Enrique Silla destaca cenário brasileiro de lavanderia

Especialista no desenvolvimento de acabamentos em lavanderia da Jeanologia- empresa responsável por desenvolvimento de maquinário de laser e ozônio para lavanderias – o espanhol Enrique Silla esteve presente em São Paulo para a apresentação da exposição Truth & Light, viabilizada no showroom da Vicunha na segunda semana de novembro.

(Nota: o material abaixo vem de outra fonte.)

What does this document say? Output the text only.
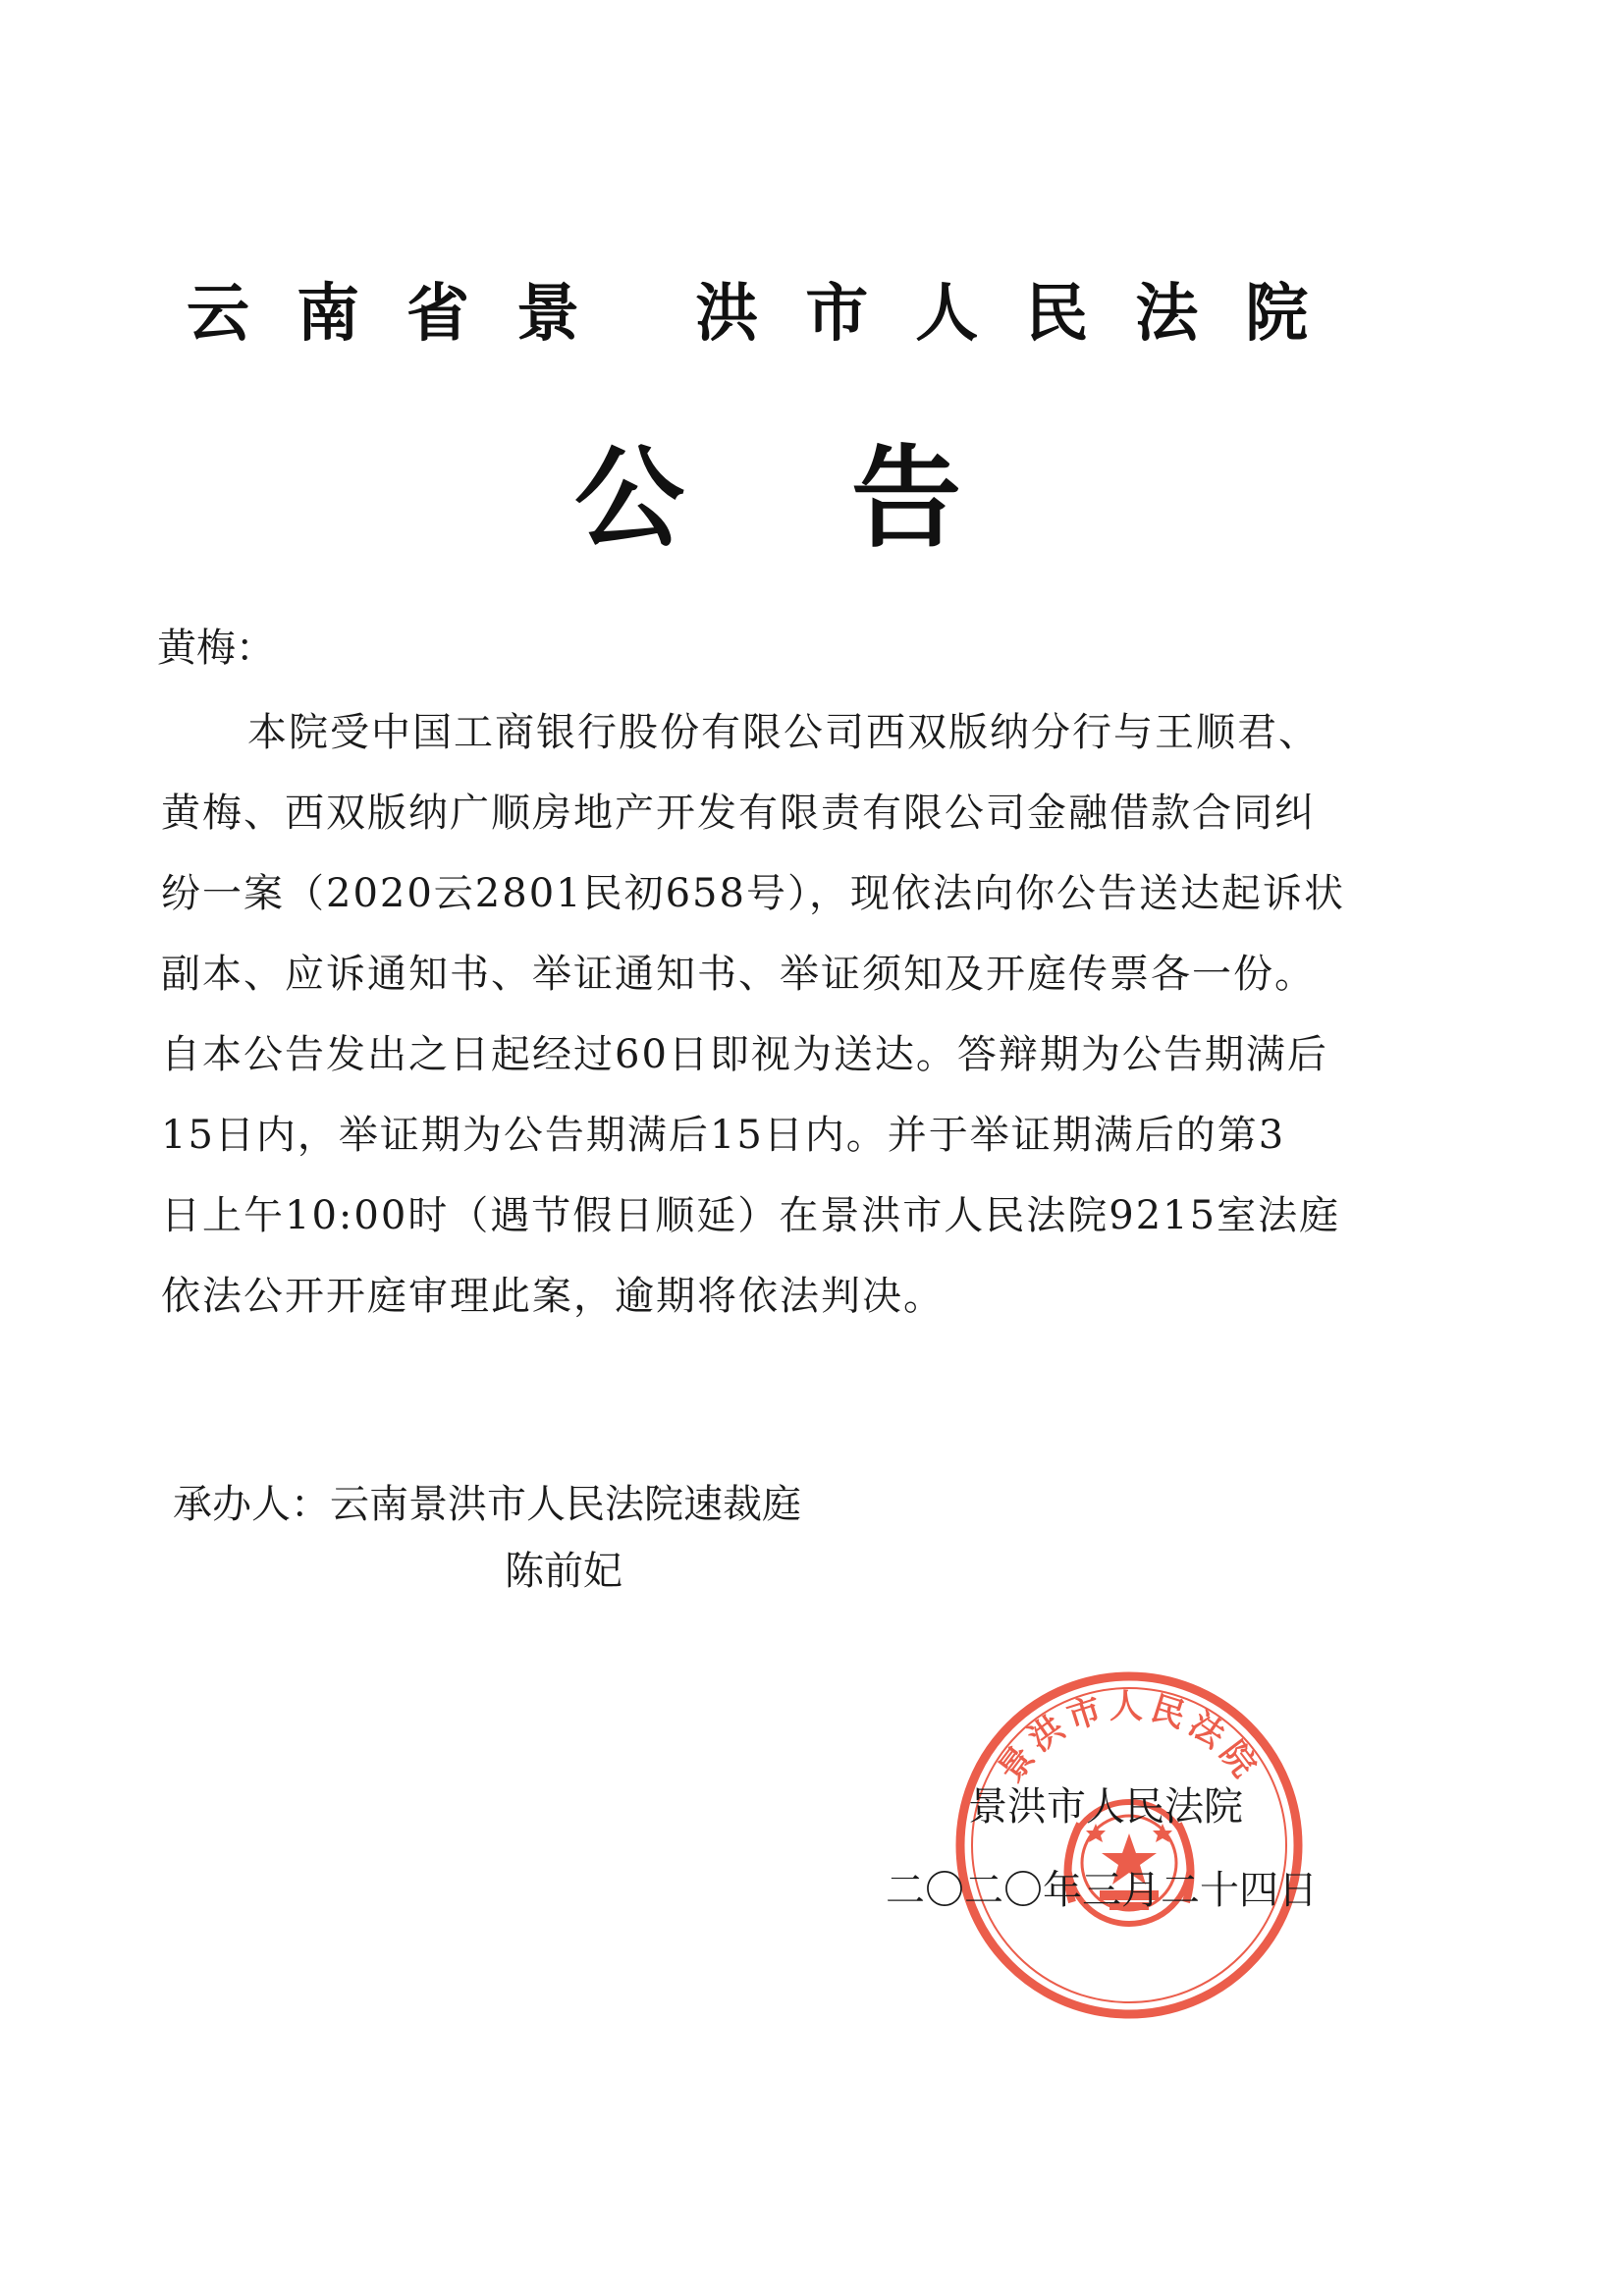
云南省景 洪市人民法院
公告
黄梅：
本院受中国工商银行股份有限公司西双版纳分行与王顺君、
黄梅、西双版纳广顺房地产开发有限责有限公司金融借款合同纠
纷一案（2020云2801民初658号），现依法向你公告送达起诉状
副本、应诉通知书、举证通知书、举证须知及开庭传票各一份。
自本公告发出之日起经过60日即视为送达。答辩期为公告期满后
15日内，举证期为公告期满后15日内。并于举证期满后的第3
日上午10:00时（遇节假日顺延）在景洪市人民法院9215室法庭
依法公开开庭审理此案，逾期将依法判决。
承办人：云南景洪市人民法院速裁庭
陈前妃
景洪市人民法院
景洪市人民法院
二〇二〇年三月二十四日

Silla conversou com o Guia JeansWear sobre a produção de jeans vintage, tecnologia e o cenário jeanswear brasileiro. Confira abaixo o bate papo:

Guia Jeanswear – É possível desenvolver um jeans vintage sem o uso da água?

Enrique Silla – Hoje para se fazer um vintage autêntico necessita-se de 70 litros de água. Agora, com as novas técnicas de lavanderia, é possível desenvolver denim vintage com menos de 10 litros de água. Ainda não é possível fazer todo o processo water free, mas podemos reduzir a quantidade de água em 80%.


GJ – Mas já é uma redução bem considerável…

ES – Se todos os jeans fossem fabricados com as novas técnicas, a água que economizaríamos seria suficiente para abastecer toda a cidade de São Paulo durante um ano. Por isso estamos falando de uma redução muito importante.


GJ – Qual a importância do tecido para o resultado de uma peça vintage?

ES – O denim é sempre o conjunto de tecido + lavagens, por isso sempre o tecido ajuda. Porém, para fazer um vintage, a chave não está no artigo, mas sim no acabamento final. Está na união de tecnologias como o laser à sensibilidade do designer de lavanderia: para fazer um vintage tem que haver a parceria entre arte e tecnologia.


GJ – As lavanderias brasileiras estão no caminho para desenvolver bons jeans?

ES – Eu creio que sim. O Brasil tem um pequeno problema: existem inúmeras lavanderias muito pequenas, e o futuro destas lavanderias poderá ser comprometido, afinal necessitarão de menos mão de obra e mais capital (para a compra de maquinários e tecnologia). Isto significa que a dimensão das lavanderias será importante, e segundo dados de mercado, haveria cerca de duas mil lavanderias de pequeno porte no Brasil. Porém, acredito que os grandes grupos brasileiros realmente estão no caminho da tecnologia.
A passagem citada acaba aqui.